Lisp macros are still just code, code that executes at compile time instead of run time. Code generated in response to an Java annotation is only loosely associated with the annotation itself.

Annotation Oriented Programming arose out of Java's lack of powerful and general abstractions like first class functions. Lambda syntax for "single abstract method" interfaces has largely addressed that problem, but the use of annotations as the primary higher order abstraction mechanism remains in Spring and similar frameworks.

Lisp macros are part of the day to day tool set of every day Lisp programmers. They should be used with restraint, but can be debugged and analyzed with the same development tools and skill sets as other Lisp code. Java annotations belong much more firmly in the realm of framework authors. Writing Java applications often involves using annotations, but very rarely involves creating annotation and generating code or new behavior based on them.

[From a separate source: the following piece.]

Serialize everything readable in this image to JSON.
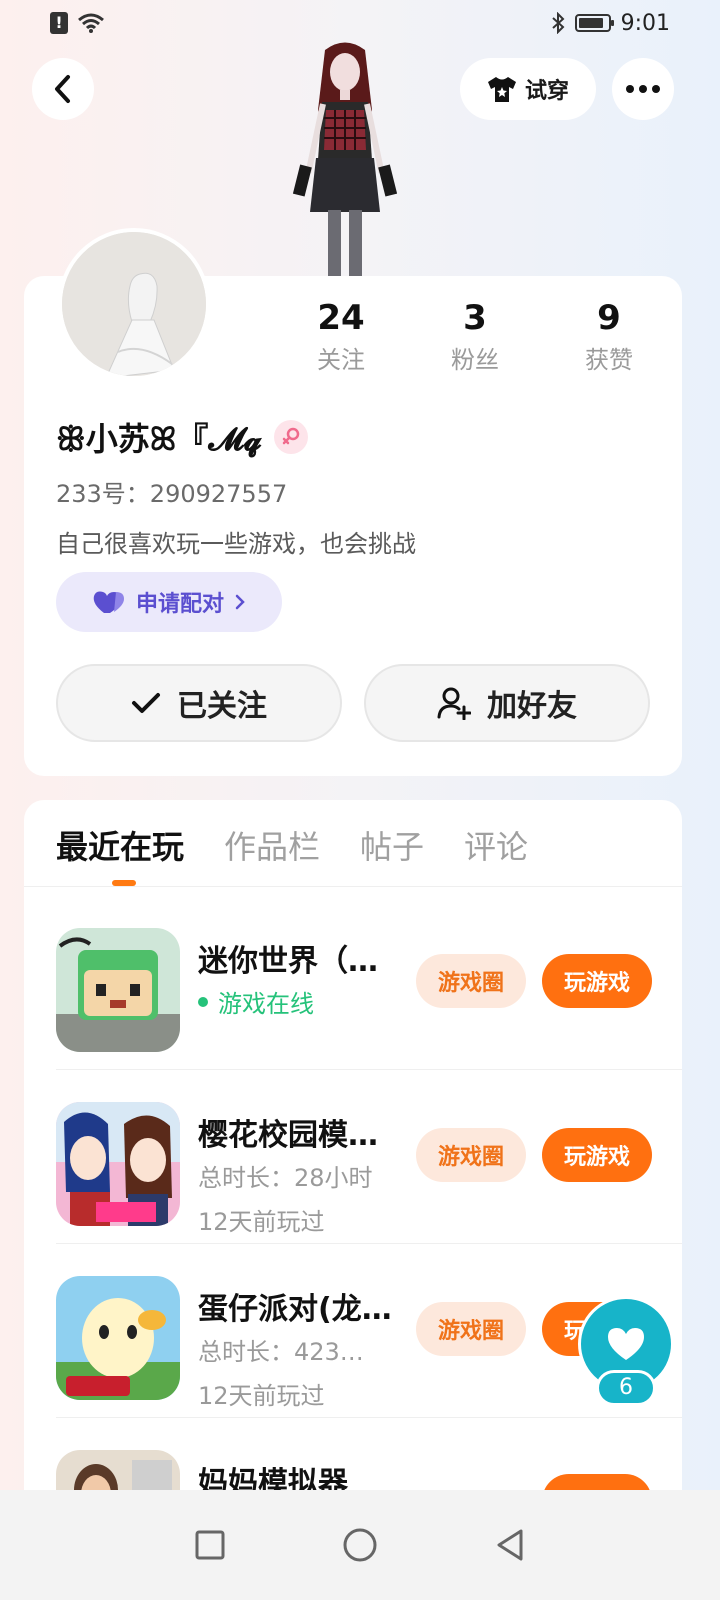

> debugging is more complicated

Only if macros are second-class relative to built-in primitives in terms of debug support.

E.g. typical C compiler and debugger not knowing anything about C macros; if we make a loop construct entirely in a C LOOP(...) macro (spanning many lines of the source file), any error within the statements and expressions enclosed in LOOP will be reported against LOOP's line number. Moreover, we will not be able to step through those individual expressions in the debugger.